Aquí harás tanta o más actividad física que en un gimnasio: se trata de dos horas de caminata para llegar a la cima, a 830 msnm. Lo bueno es que los escaladores serán recompensados con la vista completa de la península de Paraguaná y si corres con suerte que esté despejado arriba… ¡hasta verás las Islas de Aruba y Curazao! También podrás avistar la extraña fauna local, desde la tarántula azul (que solo se da en Paraguaná) hasta el tierno venado matacán.

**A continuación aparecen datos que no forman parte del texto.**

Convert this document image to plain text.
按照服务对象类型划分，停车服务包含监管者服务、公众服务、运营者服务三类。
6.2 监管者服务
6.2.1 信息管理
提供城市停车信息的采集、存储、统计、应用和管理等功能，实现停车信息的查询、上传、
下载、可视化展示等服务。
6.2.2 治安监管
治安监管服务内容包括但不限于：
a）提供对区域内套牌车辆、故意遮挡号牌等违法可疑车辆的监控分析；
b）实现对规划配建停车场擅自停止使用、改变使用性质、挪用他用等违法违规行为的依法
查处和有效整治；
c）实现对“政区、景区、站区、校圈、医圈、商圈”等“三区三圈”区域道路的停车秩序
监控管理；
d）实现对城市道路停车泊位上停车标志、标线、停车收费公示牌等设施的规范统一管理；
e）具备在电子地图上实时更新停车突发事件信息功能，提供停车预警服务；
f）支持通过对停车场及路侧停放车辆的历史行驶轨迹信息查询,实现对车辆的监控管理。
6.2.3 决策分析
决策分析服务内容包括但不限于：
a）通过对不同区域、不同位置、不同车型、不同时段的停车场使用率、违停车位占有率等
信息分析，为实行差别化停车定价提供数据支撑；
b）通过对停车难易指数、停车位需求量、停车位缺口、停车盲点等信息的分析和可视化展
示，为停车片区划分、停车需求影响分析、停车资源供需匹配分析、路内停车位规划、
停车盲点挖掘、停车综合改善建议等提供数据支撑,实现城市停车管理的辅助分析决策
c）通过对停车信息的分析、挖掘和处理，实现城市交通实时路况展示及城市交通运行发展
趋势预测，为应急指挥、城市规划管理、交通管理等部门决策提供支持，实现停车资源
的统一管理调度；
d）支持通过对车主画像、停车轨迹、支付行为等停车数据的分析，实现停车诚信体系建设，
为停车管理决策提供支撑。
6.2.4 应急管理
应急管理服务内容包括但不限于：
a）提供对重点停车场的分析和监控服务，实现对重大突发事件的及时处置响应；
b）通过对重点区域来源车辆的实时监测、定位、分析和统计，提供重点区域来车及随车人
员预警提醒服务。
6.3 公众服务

7. Tomate el mejor café: un cimarrón hecho con leche de cabra y un toque de vainilla, en Café Venezuela.

Este lugar es visitado a diario por muchos turistas y gente de la zona, y por una buena razón: aquí hacen el mejor café. Café Venezuela está ubicado dentro de la “casa de las ventanas de hierro”, por lo que su toque colonial te brinda un calor acogedor a la vez que histórico.

8. Visita Chichiriviche, el sitio donde nace el sol…

Y comienza tu día comiendo unas empanadas de huevas de pescado junto a un huallollo bien caliente, como todo falconiano que se respeta. Asimismo, renta una lancha y pasea por toda la zona. No solo te asombrarán los pequeños cayos o islas de finas arenas blancas, también lo hará el refugio de fauna silvestre Cuare (al oeste de la playa) y la cueva el Indio (al sur). Un fin de semana de vacaciones aquí no le caen mal a nadie.